DT: There is something about this product that is very different to most, we are working with a live product through the use of human cells. What you have to do as a manufacturer is implement a process where 100% of the time, 100% of the cells react in a way that you would expect – that is where we’re learning.
Regarding Yescarta’s manufacturing, the steps are learned and we’re done. Our manufacturing success, where our treatments are produced on-specification, is at 97%. One of the outcomes is that we can ask the hospitals to do apheresis and we don’t need to ask them any more questions because we know that we will be able to produce a treatment for most of the patients.

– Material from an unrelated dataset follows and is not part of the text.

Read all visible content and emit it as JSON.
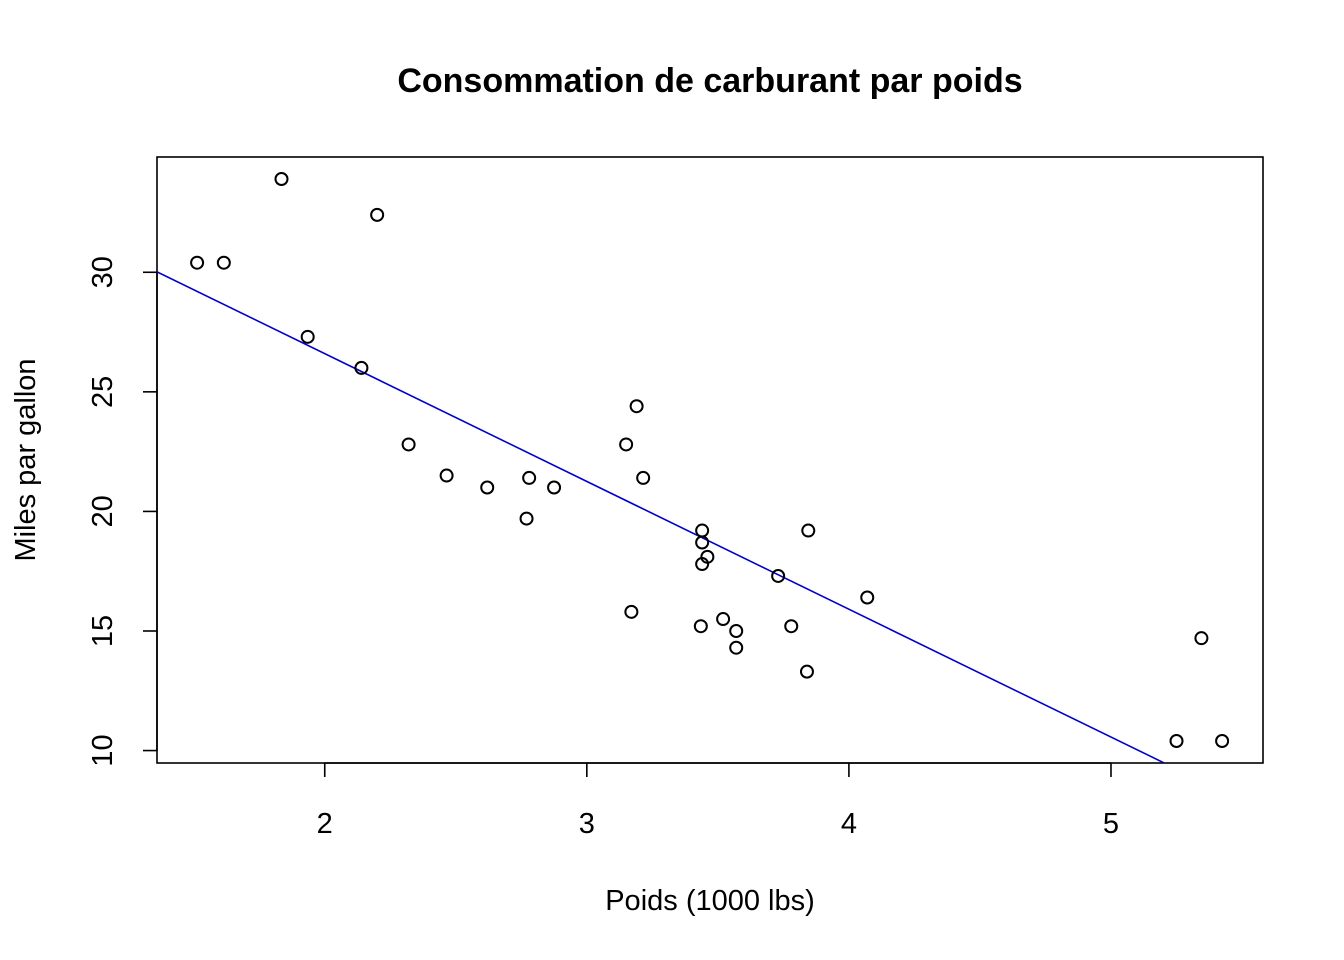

BPR: Could you speak on why Gilead decided to discontinue investigational CAR-T treatment, KITE-585, for multiple myeloma?
DT: Multiple myeloma is a very interesting disease, scientifically; at the moment, you can never be cured of the disease. I think it is very important to bring CAR-T to this disease, to potentially cure a certain proportion of patients with one injection.
I cannot comment on the data [for KITE-585] but what I know is that our objectives, in terms of efficacy, are very high and, as such, we are looking at the best drugs for further development. In short, the treatment didn’t manage strong enough results and so it was discontinued. We have other drugs in development for multiple myeloma, including one in Phase I, that are showing more potential than this particular candidate – so far, what we have seen is promising. In my view, the ultimate expectation in this area should be to cure the disease in a good proportion of patients.
Dominique Tonelli is the head of Medical Affairs Europe, Oncology and Cell Therapy at Kite, a Gilead company. Tonelli has over 27 years of experience in clinical oncology and immunology therapeutics across the fields of clinical research, drug development and medical affairs.